The development and disappearance of fever.

Discussion

Drug fever is a diagnosis of exclusion and should be considered when no other cause of fever can be identified. In our case, the patient presented with intermittent fevers without any other source of infection and the stopping of antibiotics led to the resolution of fever within 48 hours. Therefore, the patient's fever was induced by piperacillin/tazobactam.

To the best of our knowledge there is no detailed case report about drug fever induced by piperacillin/tazobactam in a patient with HIV infection in the USA. There were few case reports about drug fever due to piperacillin/tazobactam with other comorbidities. One case was reported of a patient who underwent scoliosis correction surgery in China5 and another patient with antibiotic-loaded bone cement from Korea.6 In these cases, drug fever was associated with rash and/or eosinophilia. However, drug fever is only associated with rash in a minority of cases and fever may be the only manifestation in about 3–5% cases. Furthermore, absence of rash or eosinophilia should not deter the clinician to consider drug fever.4

Piperacillin has been reported to be associated with drug reactions including fever and rash in patients with cystic fibrosis. One chart review showed that out of the 31 patients given piperacillin, 11 patients had allergic reactions. The mean time to onset of drug-induced fever or of rash was 9.1 days.7 A study by Khettar et al8 has shown that out of a total of 116 patients with cystic fibrosis treated with piperacillin/tazobactam intravenously, 9 patients had developed fever higher than 101.3°F during treatment and the temperature normalised after stopping the antibiotics.

Our patient denied any exposure to β-lactams before and thus, it is unclear as to whether he can now be labelled as ‘penicillin allergic’. Sensitivity testing might be worth considering since this patient is HIV positive and there is a high likelihood that he will require antibiotics in the future.

It is important to keep in mind that patients with HIV infection tend to have an increased risk of having drug reactions of all types, including fever.9 Piperacillin/tazobactam can induce fever in patients with cystic fibrosis and in patients with other conditions. Drug fever may be more prevalent in patients with HIV infection. It has no characteristic pattern and may not be associated with eosinophilia.

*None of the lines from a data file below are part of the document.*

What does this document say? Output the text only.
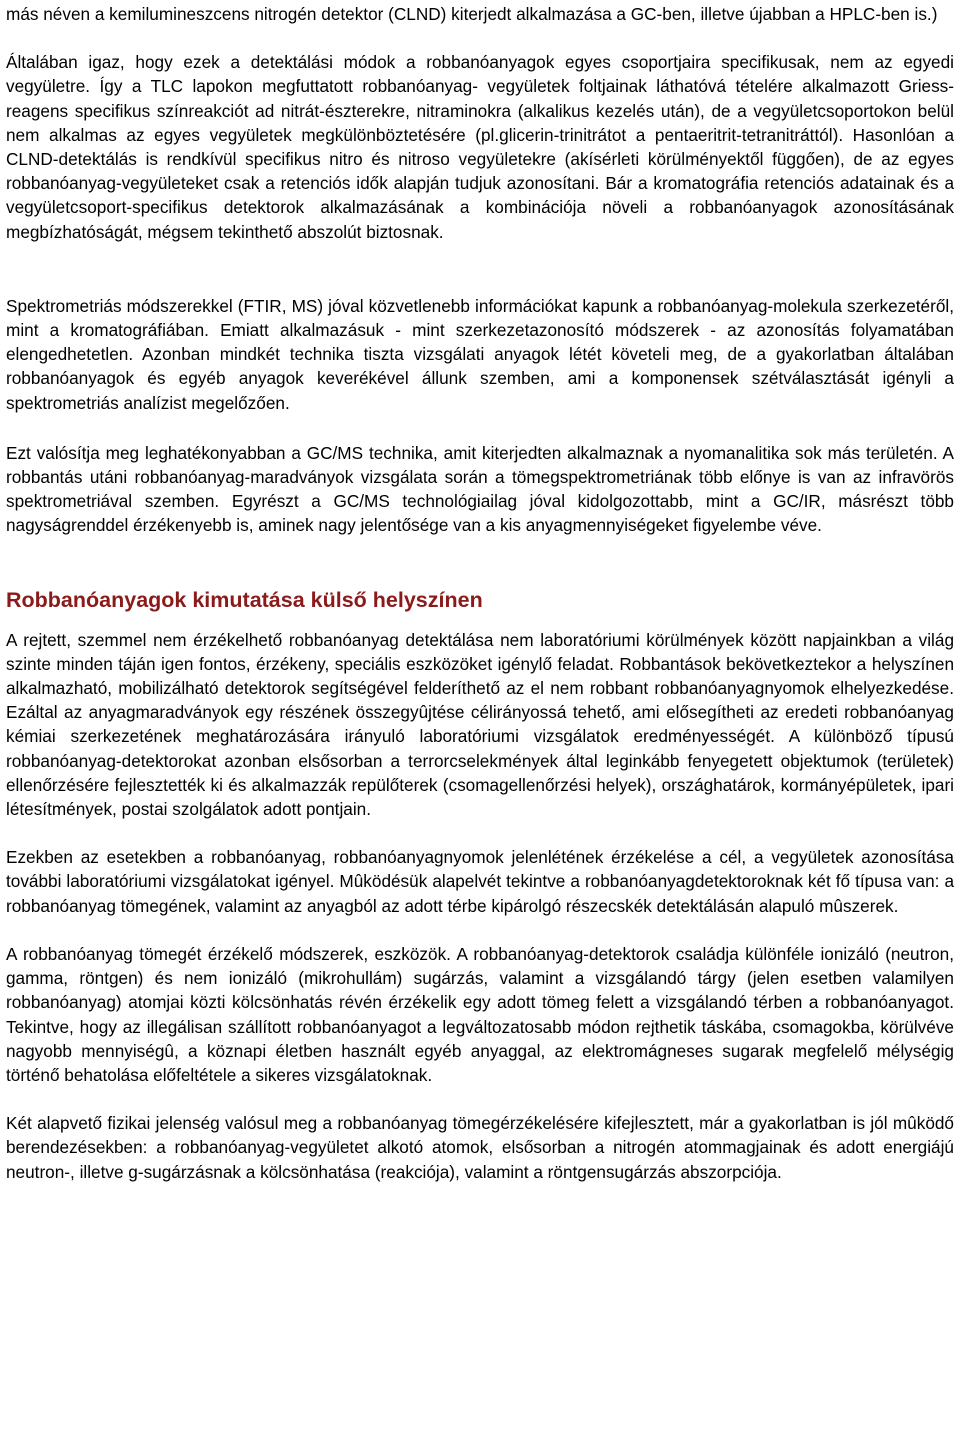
más néven a kemilumineszcens nitrogén detektor (CLND) kiterjedt alkalmazása a GC-ben, illetve újabban a HPLC-ben is.)

Általában igaz, hogy ezek a detektálási módok a robbanóanyagok egyes csoportjaira specifikusak, nem az egyedi vegyületre. Így a TLC lapokon megfuttatott robbanóanyag- vegyületek foltjainak láthatóvá tételére alkalmazott Griess-reagens specifikus színreakciót ad nitrát-észterekre, nitraminokra (alkalikus kezelés után), de a vegyületcsoportokon belül nem alkalmas az egyes vegyületek megkülönböztetésére (pl.glicerin-trinitrátot a pentaeritrit-tetranitráttól). Hasonlóan a CLND-detektálás is rendkívül specifikus nitro és nitroso vegyületekre (akísérleti körülményektől függően), de az egyes robbanóanyag-vegyületeket csak a retenciós idők alapján tudjuk azonosítani. Bár a kromatográfia retenciós adatainak és a vegyületcsoport-specifikus detektorok alkalmazásának a kombinációja növeli a robbanóanyagok azonosításának megbízhatóságát, mégsem tekinthető abszolút biztosnak.

Spektrometriás módszerekkel (FTIR, MS) jóval közvetlenebb információkat kapunk a robbanóanyag-molekula szerkezetéről, mint a kromatográfiában. Emiatt alkalmazásuk - mint szerkezetazonosító módszerek - az azonosítás folyamatában elengedhetetlen. Azonban mindkét technika tiszta vizsgálati anyagok létét követeli meg, de a gyakorlatban általában robbanóanyagok és egyéb anyagok keverékével állunk szemben, ami a komponensek szétválasztását igényli a spektrometriás analízist megelőzően.

Ezt valósítja meg leghatékonyabban a GC/MS technika, amit kiterjedten alkalmaznak a nyomanalitika sok más területén. A robbantás utáni robbanóanyag-maradványok vizsgálata során a tömegspektrometriának több előnye is van az infravörös spektrometriával szemben. Egyrészt a GC/MS technológiailag jóval kidolgozottabb, mint a GC/IR, másrészt több nagyságrenddel érzékenyebb is, aminek nagy jelentősége van a kis anyagmennyiségeket figyelembe véve.

Robbanóanyagok kimutatása külső helyszínen

A rejtett, szemmel nem érzékelhető robbanóanyag detektálása nem laboratóriumi körülmények között napjainkban a világ szinte minden táján igen fontos, érzékeny, speciális eszközöket igénylő feladat. Robbantások bekövetkeztekor a helyszínen alkalmazható, mobilizálható detektorok segítségével felderíthető az el nem robbant robbanóanyagnyomok elhelyezkedése. Ezáltal az anyagmaradványok egy részének összegyûjtése célirányossá tehető, ami elősegítheti az eredeti robbanóanyag kémiai szerkezetének meghatározására irányuló laboratóriumi vizsgálatok eredményességét. A különböző típusú robbanóanyag-detektorokat azonban elsősorban a terrorcselekmények által leginkább fenyegetett objektumok (területek) ellenőrzésére fejlesztették ki és alkalmazzák repülőterek (csomagellenőrzési helyek), országhatárok, kormányépületek, ipari létesítmények, postai szolgálatok adott pontjain.

Ezekben az esetekben a robbanóanyag, robbanóanyagnyomok jelenlétének érzékelése a cél, a vegyületek azonosítása további laboratóriumi vizsgálatokat igényel. Mûködésük alapelvét tekintve a robbanóanyagdetektoroknak két fő típusa van: a robbanóanyag tömegének, valamint az anyagból az adott térbe kipárolgó részecskék detektálásán alapuló mûszerek.

A robbanóanyag tömegét érzékelő módszerek, eszközök. A robbanóanyag-detektorok családja különféle ionizáló (neutron, gamma, röntgen) és nem ionizáló (mikrohullám) sugárzás, valamint a vizsgálandó tárgy (jelen esetben valamilyen robbanóanyag) atomjai közti kölcsönhatás révén érzékelik egy adott tömeg felett a vizsgálandó térben a robbanóanyagot. Tekintve, hogy az illegálisan szállított robbanóanyagot a legváltozatosabb módon rejthetik táskába, csomagokba, körülvéve nagyobb mennyiségû, a köznapi életben használt egyéb anyaggal, az elektromágneses sugarak megfelelő mélységig történő behatolása előfeltétele a sikeres vizsgálatoknak.

Két alapvető fizikai jelenség valósul meg a robbanóanyag tömegérzékelésére kifejlesztett, már a gyakorlatban is jól mûködő berendezésekben: a robbanóanyag-vegyületet alkotó atomok, elsősorban a nitrogén atommagjainak és adott energiájú neutron-, illetve g-sugárzásnak a kölcsönhatása (reakciója), valamint a röntgensugárzás abszorpciója.
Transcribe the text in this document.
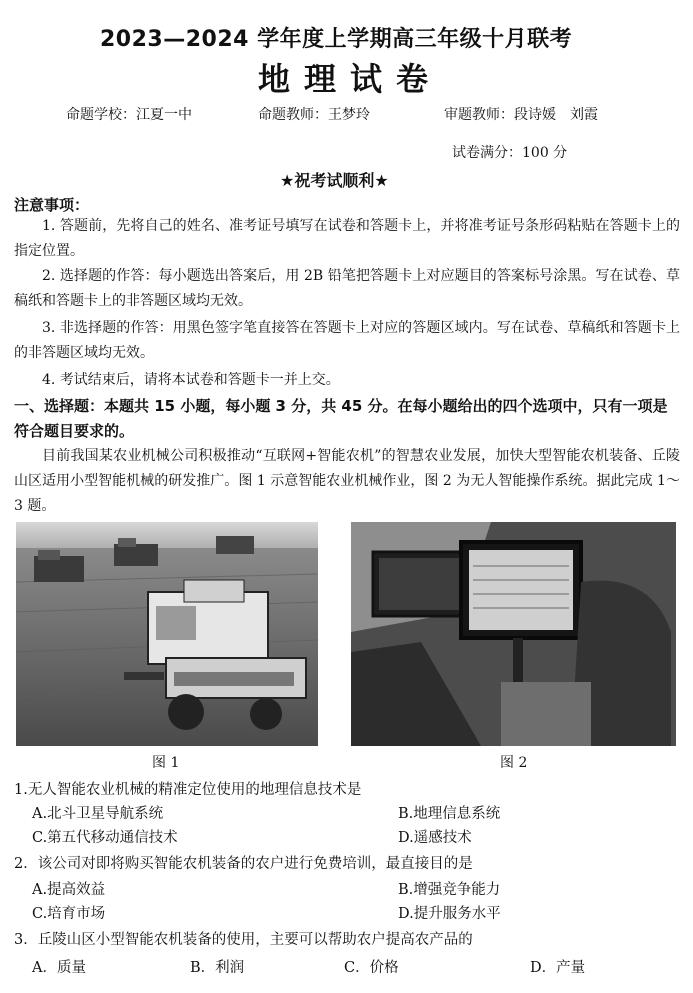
2023—2024 学年度上学期高三年级十月联考
地理试卷
命题学校：江夏一中	命题教师：王梦玲	审题教师：段诗媛　刘霞
试卷满分：100 分
★祝考试顺利★
注意事项：
1. 答题前，先将自己的姓名、准考证号填写在试卷和答题卡上，并将准考证号条形码粘贴在答题卡上的指定位置。
2. 选择题的作答：每小题选出答案后，用 2B 铅笔把答题卡上对应题目的答案标号涂黑。写在试卷、草稿纸和答题卡上的非答题区域均无效。
3. 非选择题的作答：用黑色签字笔直接答在答题卡上对应的答题区域内。写在试卷、草稿纸和答题卡上的非答题区域均无效。
4. 考试结束后，请将本试卷和答题卡一并上交。
一、选择题：本题共 15 小题，每小题 3 分，共 45 分。在每小题给出的四个选项中，只有一项是符合题目要求的。
目前我国某农业机械公司积极推动“互联网+智能农机”的智慧农业发展，加快大型智能农机装备、丘陵山区适用小型智能机械的研发推广。图 1 示意智能农业机械作业，图 2 为无人智能操作系统。据此完成 1～3 题。
图 1	图 2
1.无人智能农业机械的精准定位使用的地理信息技术是
A.北斗卫星导航系统	B.地理信息系统
C.第五代移动通信技术	D.遥感技术
2．该公司对即将购买智能农机装备的农户进行免费培训，最直接目的是
A.提高效益	B.增强竞争能力
C.培育市场	D.提升服务水平
3．丘陵山区小型智能农机装备的使用，主要可以帮助农户提高农产品的
A．质量	B．利润	C．价格	D．产量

Differential diagnoses were considered and excluded before making this diagnosis

  1. Inadequate antibiotic coverage—it was unlikely because of normalisation of WCC and complete clinical improvement within 3–4 days after starting antibiotics.

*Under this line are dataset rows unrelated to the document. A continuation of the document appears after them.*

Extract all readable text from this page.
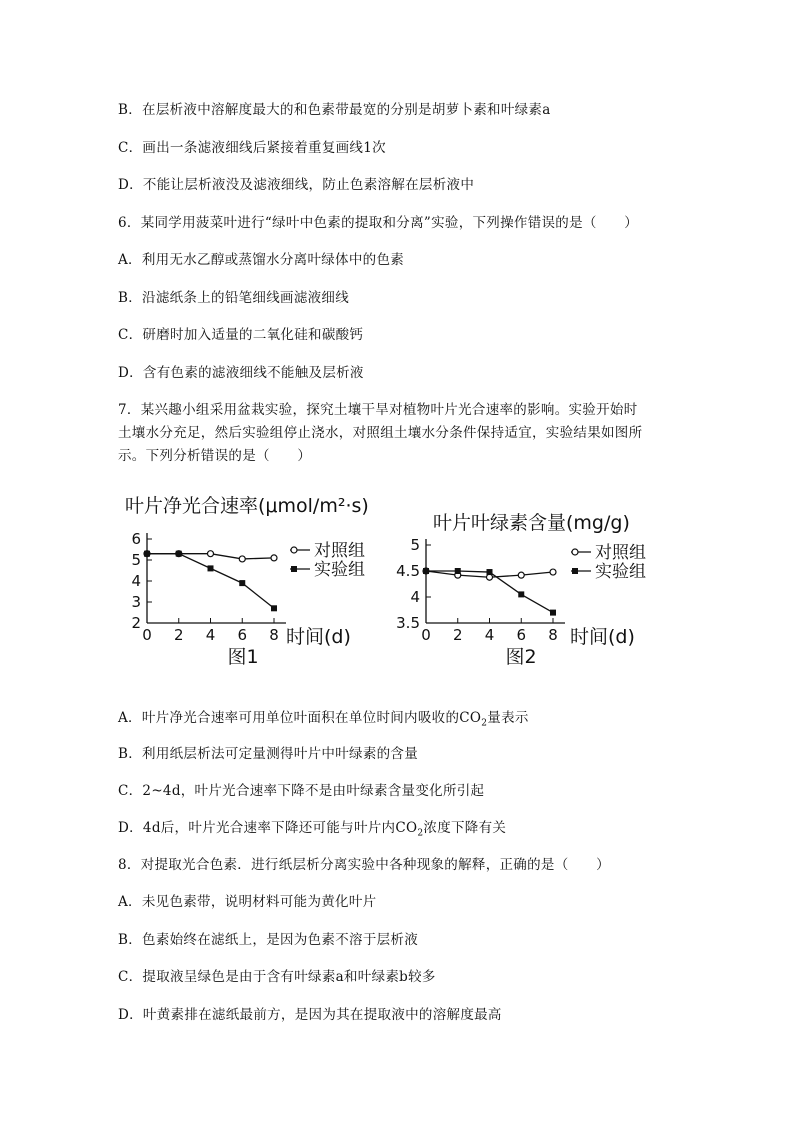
B．在层析液中溶解度最大的和色素带最宽的分别是胡萝卜素和叶绿素a
C．画出一条滤液细线后紧接着重复画线1次
D．不能让层析液没及滤液细线，防止色素溶解在层析液中
6．某同学用菠菜叶进行“绿叶中色素的提取和分离”实验，下列操作错误的是（　　）
A．利用无水乙醇或蒸馏水分离叶绿体中的色素
B．沿滤纸条上的铅笔细线画滤液细线
C．研磨时加入适量的二氧化硅和碳酸钙
D．含有色素的滤液细线不能触及层析液
7．某兴趣小组采用盆栽实验，探究土壤干旱对植物叶片光合速率的影响。实验开始时
土壤水分充足，然后实验组停止浇水，对照组土壤水分条件保持适宜，实验结果如图所
示。下列分析错误的是（　　）
叶片净光合速率(μmol/m²·s)
0 2 4 6 8
2
3
4
5
6
时间(d)
图1
对照组
实验组
叶片叶绿素含量(mg/g)
0 2 4 6 8
3.5
4
4.5
5
时间(d)
图2
对照组
实验组
A．叶片净光合速率可用单位叶面积在单位时间内吸收的$CO_2$量表示
B．利用纸层析法可定量测得叶片中叶绿素的含量
C．2~4d，叶片光合速率下降不是由叶绿素含量变化所引起
D．4d后，叶片光合速率下降还可能与叶片内$CO_2$浓度下降有关
8．对提取光合色素．进行纸层析分离实验中各种现象的解释，正确的是（　　）
A．未见色素带，说明材料可能为黄化叶片
B．色素始终在滤纸上，是因为色素不溶于层析液
C．提取液呈绿色是由于含有叶绿素a和叶绿素b较多
D．叶黄素排在滤纸最前方，是因为其在提取液中的溶解度最高
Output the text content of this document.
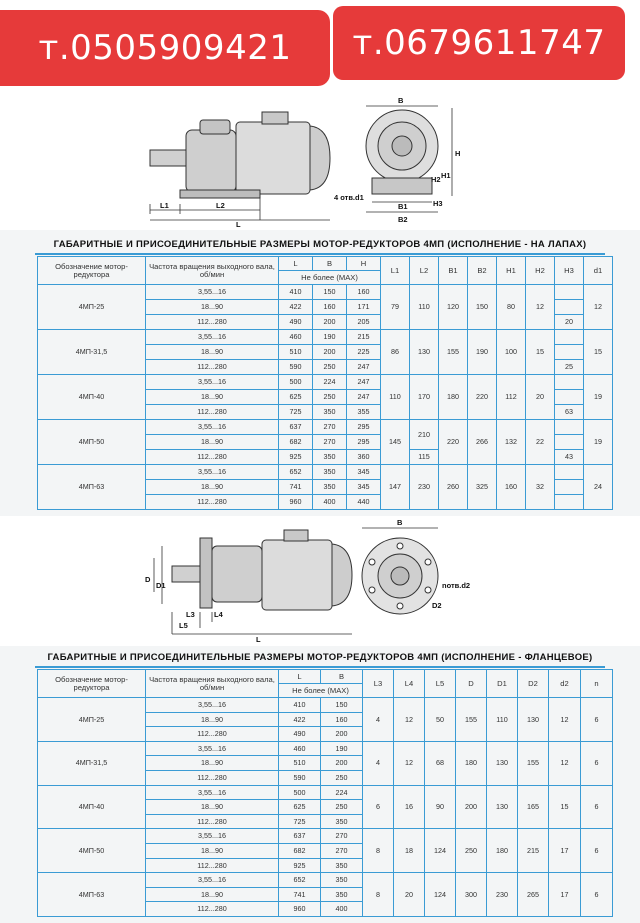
т.0505909421 т.0679611747
L1	L2
L
B
H
H1
H2
H3
4 отв.d1
B1
B2
ГАБАРИТНЫЕ И ПРИСОЕДИНИТЕЛЬНЫЕ РАЗМЕРЫ МОТОР-РЕДУКТОРОВ 4МП (ИСПОЛНЕНИЕ - НА ЛАПАХ)
Обозначение мотор-редуктора	Частота вращения выходного вала, об/мин	L	B	H	L1	L2	B1	B2	H1	H2	H3	d1
		Не более (MAX)										
4МП-25	3,55...16	410	150	160	79	110	120	150	80	12		12
	18...90	422	160	171								
	112...280	490	200	205							20	
4МП-31,5	3,55...16	460	190	215	86	130	155	190	100	15		15
	18...90	510	200	225								
	112...280	590	250	247							25	
4МП-40	3,55...16	500	224	247	110	170	180	220	112	20		19
	18...90	625	250	247								
	112...280	725	350	355							63	
4МП-50	3,55...16	637	270	295	145	210	220	266	132	22		19
	18...90	682	270	295								
	112...280	925	350	360		115					43	
4МП-63	3,55...16	652	350	345	147	230	260	325	160	32		24
	18...90	741	350	345								
	112...280	960	400	440								
D
D1
L3	L4
L5
L
B
nотв.d2
D2
ГАБАРИТНЫЕ И ПРИСОЕДИНИТЕЛЬНЫЕ РАЗМЕРЫ МОТОР-РЕДУКТОРОВ 4МП (ИСПОЛНЕНИЕ - ФЛАНЦЕВОЕ)
Обозначение мотор-редуктора	Частота вращения выходного вала, об/мин	L	B	L3	L4	L5	D	D1	D2	d2	n
		Не более (MAX)									
4МП-25	3,55...16	410	150	4	12	50	155	110	130	12	6
	18...90	422	160								
	112...280	490	200								
4МП-31,5	3,55...16	460	190	4	12	68	180	130	155	12	6
	18...90	510	200								
	112...280	590	250								
4МП-40	3,55...16	500	224	6	16	90	200	130	165	15	6
	18...90	625	250								
	112...280	725	350								
4МП-50	3,55...16	637	270	8	18	124	250	180	215	17	6
	18...90	682	270								
	112...280	925	350								
4МП-63	3,55...16	652	350	8	20	124	300	230	265	17	6
	18...90	741	350								
	112...280	960	400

  2. Another infection—it was impossible due to normal results of repeated laboratory and imaging studies.

Learning points.

  • Drug fever alone is often underdiagnosed by clinicians although it is not an uncommon condition.

  • Piperacillin/tazobactam is a known drug that can cause fever in a minority of patients with cystic fibrosis and a few case reports also describe drug fever in patients with other conditions. However, it has never been reported in a patient with HIV infection.

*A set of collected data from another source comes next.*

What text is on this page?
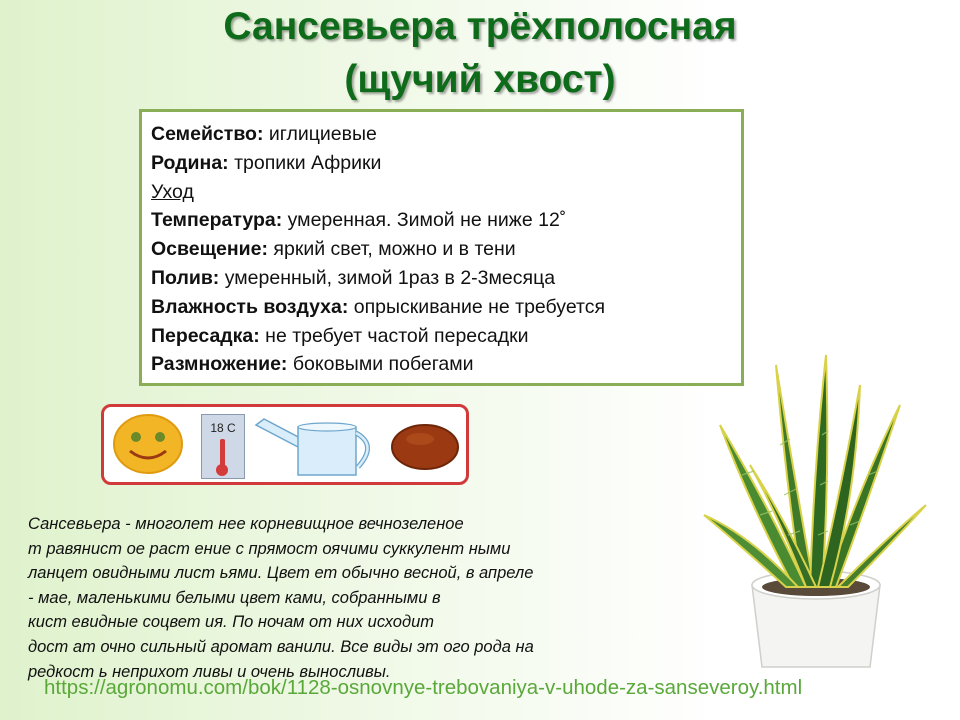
Сансевьера трёхполосная
(щучий хвост)
Семейство: иглициевые
Родина: тропики Африки
Уход
Температура: умеренная. Зимой не ниже 12˚
Освещение: яркий свет, можно и в тени
Полив: умеренный, зимой 1раз в 2-3месяца
Влажность воздуха: опрыскивание не требуется
Пересадка: не требует частой пересадки
Размножение: боковыми побегами
18 С
Сансевьера - многолет нее корневищное вечнозеленое
т равянист ое раст ение с прямост оячими суккулент ными
ланцет овидными лист ьями. Цвет ет обычно весной, в апреле
- мае, маленькими белыми цвет ками, собранными в
кист евидные соцвет ия. По ночам от них исходит
дост ат очно сильный аромат ванили. Все виды эт ого рода на
редкост ь неприхот ливы и очень выносливы.
https://agronomu.com/bok/1128-osnovnye-trebovaniya-v-uhode-za-sanseveroy.html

  • Patients with HIV infection appear to have an increased risk of having drug reactions of all types, including fever.

  • Drug fever is associated with relative bradycardia in a minority of cases, no characteristic fever pattern, a highly variable lag time between the initiation of the offending agent and the onset of fever and is associated with either rash or eosinophilia.

  • However, absence of rash or eosinophilia should not deter the clinician to consider drug fever.

Footnotes

Competing interests: None declared.

Patient consent: Obtained.

Provenance and peer review: Not commissioned; externally peer reviewed.